It had taken me three days to organise transport to Pointe Noire and on the afternoon before the day of departure I met three Germans relaxing in my shady spot by the hotel reception. Turns out they are driving up through Africa and would the next day hit the road to Cameroon.
My instincts began to flash positive messages around my brain but I had a coach booked for 6.30am the next morning. Ok, did they have room for one more? Yes. I don’t have a visa for Cameroon. ‘No problem, we can get one from the embassy here, should only take a couple of hours’ says Michael the organiser and owner of the truck. I sat for five minutes with multiple options, routes, calculations, outcomes ricocheting off the inside of my skull. I had to make a decision and fast.
I’d come a long way and my trip was proving difficult to kick start. This could be the answer. During the 18 days it would take to get to Yaounde, the Cameroonian capital, I could learn a lot about travelling in Africa. We would be staying at some hotels, missions and hostels but mostly bush camping. It sounded much better than plan A, whatever that was.

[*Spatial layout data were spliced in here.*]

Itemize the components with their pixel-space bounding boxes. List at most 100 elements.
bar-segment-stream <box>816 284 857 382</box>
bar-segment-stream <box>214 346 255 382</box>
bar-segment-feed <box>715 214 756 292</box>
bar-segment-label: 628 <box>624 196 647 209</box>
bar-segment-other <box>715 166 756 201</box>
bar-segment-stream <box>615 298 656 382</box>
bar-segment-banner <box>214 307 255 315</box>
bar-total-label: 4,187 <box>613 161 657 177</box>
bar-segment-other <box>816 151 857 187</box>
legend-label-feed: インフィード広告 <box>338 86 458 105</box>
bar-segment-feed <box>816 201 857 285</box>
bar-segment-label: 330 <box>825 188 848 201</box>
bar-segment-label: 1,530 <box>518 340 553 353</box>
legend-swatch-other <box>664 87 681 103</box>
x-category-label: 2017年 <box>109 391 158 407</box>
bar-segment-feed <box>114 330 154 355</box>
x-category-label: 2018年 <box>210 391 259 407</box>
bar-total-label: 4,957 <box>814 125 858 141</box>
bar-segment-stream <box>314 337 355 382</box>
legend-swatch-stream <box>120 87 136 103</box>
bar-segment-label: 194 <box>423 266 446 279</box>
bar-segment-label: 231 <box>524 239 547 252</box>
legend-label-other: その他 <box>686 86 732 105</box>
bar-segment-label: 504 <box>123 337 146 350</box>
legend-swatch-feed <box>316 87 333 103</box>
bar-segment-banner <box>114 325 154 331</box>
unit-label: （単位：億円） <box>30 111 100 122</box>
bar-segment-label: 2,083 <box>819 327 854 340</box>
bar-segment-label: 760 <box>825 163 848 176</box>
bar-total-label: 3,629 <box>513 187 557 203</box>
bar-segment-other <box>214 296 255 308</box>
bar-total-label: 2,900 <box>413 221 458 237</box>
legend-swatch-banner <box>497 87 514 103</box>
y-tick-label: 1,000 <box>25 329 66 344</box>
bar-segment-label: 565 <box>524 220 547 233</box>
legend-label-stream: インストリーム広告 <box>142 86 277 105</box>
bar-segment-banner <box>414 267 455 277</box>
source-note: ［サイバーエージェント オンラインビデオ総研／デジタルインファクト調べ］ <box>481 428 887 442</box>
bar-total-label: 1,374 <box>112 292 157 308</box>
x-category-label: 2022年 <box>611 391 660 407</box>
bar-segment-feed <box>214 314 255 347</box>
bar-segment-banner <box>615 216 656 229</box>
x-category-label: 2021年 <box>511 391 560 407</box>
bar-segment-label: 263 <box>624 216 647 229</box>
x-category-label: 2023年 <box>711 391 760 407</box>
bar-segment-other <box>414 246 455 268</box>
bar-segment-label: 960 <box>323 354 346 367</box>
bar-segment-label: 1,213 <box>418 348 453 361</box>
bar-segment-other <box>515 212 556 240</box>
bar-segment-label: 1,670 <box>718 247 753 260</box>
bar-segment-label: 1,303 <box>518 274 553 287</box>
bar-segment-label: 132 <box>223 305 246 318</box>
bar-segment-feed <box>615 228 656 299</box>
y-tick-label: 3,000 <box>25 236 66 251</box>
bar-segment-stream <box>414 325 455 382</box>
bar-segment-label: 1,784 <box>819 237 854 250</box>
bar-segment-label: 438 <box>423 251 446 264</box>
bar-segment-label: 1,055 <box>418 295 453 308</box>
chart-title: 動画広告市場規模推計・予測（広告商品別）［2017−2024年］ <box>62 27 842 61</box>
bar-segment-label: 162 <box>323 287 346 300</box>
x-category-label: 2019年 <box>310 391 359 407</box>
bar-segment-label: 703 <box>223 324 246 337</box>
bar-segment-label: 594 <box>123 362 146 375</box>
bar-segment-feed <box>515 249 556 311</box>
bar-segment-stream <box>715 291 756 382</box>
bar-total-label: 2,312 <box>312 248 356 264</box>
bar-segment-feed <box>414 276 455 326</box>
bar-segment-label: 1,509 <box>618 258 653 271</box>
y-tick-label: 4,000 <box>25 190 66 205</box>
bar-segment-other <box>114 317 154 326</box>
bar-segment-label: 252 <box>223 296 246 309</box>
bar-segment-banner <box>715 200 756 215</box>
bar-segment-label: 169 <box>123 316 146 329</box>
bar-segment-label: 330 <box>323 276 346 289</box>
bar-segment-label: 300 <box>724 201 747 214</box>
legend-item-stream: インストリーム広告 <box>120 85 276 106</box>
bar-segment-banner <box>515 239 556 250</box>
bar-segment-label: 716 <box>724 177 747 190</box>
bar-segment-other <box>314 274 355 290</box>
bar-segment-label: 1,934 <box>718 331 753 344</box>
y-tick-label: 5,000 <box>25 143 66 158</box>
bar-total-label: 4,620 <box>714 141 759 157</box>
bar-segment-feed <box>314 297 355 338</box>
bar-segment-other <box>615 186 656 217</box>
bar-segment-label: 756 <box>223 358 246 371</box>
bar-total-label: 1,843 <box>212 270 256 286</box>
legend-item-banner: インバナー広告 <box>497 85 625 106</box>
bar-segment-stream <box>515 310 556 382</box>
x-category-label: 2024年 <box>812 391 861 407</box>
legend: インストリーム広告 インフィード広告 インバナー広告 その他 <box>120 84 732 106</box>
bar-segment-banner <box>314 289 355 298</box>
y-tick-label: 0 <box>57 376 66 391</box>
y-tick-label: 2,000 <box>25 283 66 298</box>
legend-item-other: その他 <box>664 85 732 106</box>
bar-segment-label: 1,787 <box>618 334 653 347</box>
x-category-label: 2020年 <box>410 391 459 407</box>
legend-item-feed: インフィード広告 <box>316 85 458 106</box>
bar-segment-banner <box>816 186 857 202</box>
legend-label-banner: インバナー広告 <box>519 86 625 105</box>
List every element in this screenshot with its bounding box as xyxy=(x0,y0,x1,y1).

At 4.30am I should have been getting ready to leave my room to take the taxi to the coach station. Instead, I was wide awake, this sudden and very late change to my plans had my mind going ten to the dozen and I’d managed very little sleep. A torrential downpour began at about 6am, I was to meet Michael at 7.30am for some breakfast and the dash to the embassy. A frantic morning then commenced; organising photocopies of passports, filling in applications. In search of some information Michael discovered that his own Cameroon visa was not in either of his four passports in the truck but in his fifth that was safely back home in Bavaria.

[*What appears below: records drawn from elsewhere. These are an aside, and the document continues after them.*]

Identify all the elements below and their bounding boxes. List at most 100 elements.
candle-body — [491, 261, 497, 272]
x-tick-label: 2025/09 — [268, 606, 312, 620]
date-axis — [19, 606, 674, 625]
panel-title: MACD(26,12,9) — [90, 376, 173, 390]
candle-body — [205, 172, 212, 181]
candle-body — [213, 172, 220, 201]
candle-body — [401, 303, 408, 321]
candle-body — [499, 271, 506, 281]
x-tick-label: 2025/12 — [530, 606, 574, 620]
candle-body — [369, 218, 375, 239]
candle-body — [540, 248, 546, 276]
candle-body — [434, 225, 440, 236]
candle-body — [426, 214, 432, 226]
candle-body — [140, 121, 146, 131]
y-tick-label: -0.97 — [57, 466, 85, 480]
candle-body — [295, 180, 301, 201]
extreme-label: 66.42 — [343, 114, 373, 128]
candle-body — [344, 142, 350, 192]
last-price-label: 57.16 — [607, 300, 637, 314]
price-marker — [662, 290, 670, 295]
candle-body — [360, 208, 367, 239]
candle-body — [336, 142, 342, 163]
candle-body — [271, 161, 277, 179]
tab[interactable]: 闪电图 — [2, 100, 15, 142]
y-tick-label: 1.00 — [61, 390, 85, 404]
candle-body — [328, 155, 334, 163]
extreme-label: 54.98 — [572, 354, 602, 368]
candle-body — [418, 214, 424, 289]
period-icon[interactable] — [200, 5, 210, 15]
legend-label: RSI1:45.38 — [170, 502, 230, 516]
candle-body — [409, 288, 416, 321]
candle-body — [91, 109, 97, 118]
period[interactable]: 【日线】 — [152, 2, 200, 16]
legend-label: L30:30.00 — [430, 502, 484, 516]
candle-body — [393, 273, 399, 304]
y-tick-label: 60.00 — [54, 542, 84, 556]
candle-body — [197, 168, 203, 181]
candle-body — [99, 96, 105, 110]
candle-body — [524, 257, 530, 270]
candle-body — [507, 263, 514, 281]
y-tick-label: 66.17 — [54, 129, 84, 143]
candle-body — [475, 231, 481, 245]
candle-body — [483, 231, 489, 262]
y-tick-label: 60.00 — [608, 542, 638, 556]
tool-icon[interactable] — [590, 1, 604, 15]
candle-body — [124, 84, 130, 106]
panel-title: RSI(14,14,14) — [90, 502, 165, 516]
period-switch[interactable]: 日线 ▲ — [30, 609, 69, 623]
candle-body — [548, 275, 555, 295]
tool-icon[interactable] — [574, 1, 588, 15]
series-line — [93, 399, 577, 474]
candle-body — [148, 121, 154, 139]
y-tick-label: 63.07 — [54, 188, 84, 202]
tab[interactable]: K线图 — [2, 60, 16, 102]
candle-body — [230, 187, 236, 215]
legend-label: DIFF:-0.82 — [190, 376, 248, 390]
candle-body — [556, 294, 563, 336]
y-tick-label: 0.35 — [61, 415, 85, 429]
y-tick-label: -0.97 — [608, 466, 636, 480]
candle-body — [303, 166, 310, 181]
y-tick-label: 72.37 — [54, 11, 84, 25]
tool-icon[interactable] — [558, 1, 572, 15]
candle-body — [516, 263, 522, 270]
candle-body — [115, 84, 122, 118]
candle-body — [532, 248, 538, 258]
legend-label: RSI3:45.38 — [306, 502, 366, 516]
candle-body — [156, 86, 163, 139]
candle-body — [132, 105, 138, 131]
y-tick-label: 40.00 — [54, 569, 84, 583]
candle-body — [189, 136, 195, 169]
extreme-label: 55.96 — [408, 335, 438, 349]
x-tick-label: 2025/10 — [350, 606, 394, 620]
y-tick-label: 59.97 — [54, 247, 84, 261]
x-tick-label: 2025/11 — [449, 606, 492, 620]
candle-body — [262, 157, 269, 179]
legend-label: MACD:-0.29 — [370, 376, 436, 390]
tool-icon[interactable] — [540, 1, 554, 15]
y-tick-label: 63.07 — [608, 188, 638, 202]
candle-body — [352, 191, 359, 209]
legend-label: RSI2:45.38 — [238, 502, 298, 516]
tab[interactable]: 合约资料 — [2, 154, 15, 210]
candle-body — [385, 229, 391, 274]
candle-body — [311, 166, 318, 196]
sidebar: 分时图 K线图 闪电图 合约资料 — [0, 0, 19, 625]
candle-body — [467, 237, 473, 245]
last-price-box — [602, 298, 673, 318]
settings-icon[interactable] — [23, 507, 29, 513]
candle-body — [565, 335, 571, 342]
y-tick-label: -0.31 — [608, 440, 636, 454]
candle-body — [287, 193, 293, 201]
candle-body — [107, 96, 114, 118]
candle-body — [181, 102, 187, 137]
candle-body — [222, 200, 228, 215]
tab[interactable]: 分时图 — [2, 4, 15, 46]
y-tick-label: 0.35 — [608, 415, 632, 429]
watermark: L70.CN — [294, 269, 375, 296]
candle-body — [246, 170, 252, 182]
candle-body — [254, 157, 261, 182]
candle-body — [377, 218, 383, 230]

It seems our chance meeting was good look for both of us. If he’d not discovered the missing visa now he would have an unexpected headache at the border along with little if any possibility of seeing Yaounde. Now he needed a visa too. The Cameroon visa fee is 70,000XAF (£89.65), if you need it fast add another 21,000XAF (£26.90).
By 3pm that afternoon, the engine of the ex-military MAN truck fired up and we joined the throng of green taxis winding their way through the streets of Brazzaville (taking out someone’s side mirror down the narrow streets near hotel Saint Jacques as we went). The vehicle attracted much attention, I felt like a celebrity with everyone looking, pointing and shouting and I played my part by waving to the children.
We were soon chugging up into the hills on our way out of town. At about 5pm we pulled off the road and set up camp. As new boy I didn’t know the routines so offered help but actually contributed little. I got little sleep in my tent that night. I eventually got used to all of the animal noises only to be woken by a passing truck thundering along the road we were camped next to and was pleased when morning arrived.
The road was long and very straight. We made regular stops to take on supplies from the roadside vendors. Around lunchtime we pulled off the road and onto a dirt track. We had entered the Lesio Louna Nature Reserve. The tall 4×4 swayed from side to side as the wheels tracked the peaks and trough of the two grooves they followed. The wide sweeping plains were sporadically dotted with trees and termite mounds. After some time we pulled into the camp and was greeted by several smiling rangers.
With negotiations over entry and camping fees concluded we setup our tents then prepared lunch. Gorilla feeding time would be at 7am the next morning, so with the afternoon to myself, I strapped on my big lens and headed down to the river. And guess what I saw on the opposite bank? I took three quick snaps then hurried back to the others to inform them that the gorilla was at the feeding platform. I watched him for about three hours taking many photos and tomorrow hopefully, we’d get even nearer.
Bright and early we were in the boat and heading across to see Side, pronounced Sid e, the gorilla. Apparently, he wasn’t too pleased this morning and he sat arms folded waiting for his daily delivery of 6—10kg of fruit and veg. The boat moored some three or four metres from the platform on-which Side sat looking very disinterested. We snapped away and stared at him until his patience ran out and he launched an avocado at us.
I don’t blame him for being so miserable, we were the only company he’d get that day. At 42 years Side was very much the king of the castle. Apparently there used to be five gorillas on this 17sq km (6.56sq miles) island but they fought over food so much that they were either killed or shipped out. So he lived here all alone with nothing other than trying to hit a tourist with over ripe fruit as entertainment.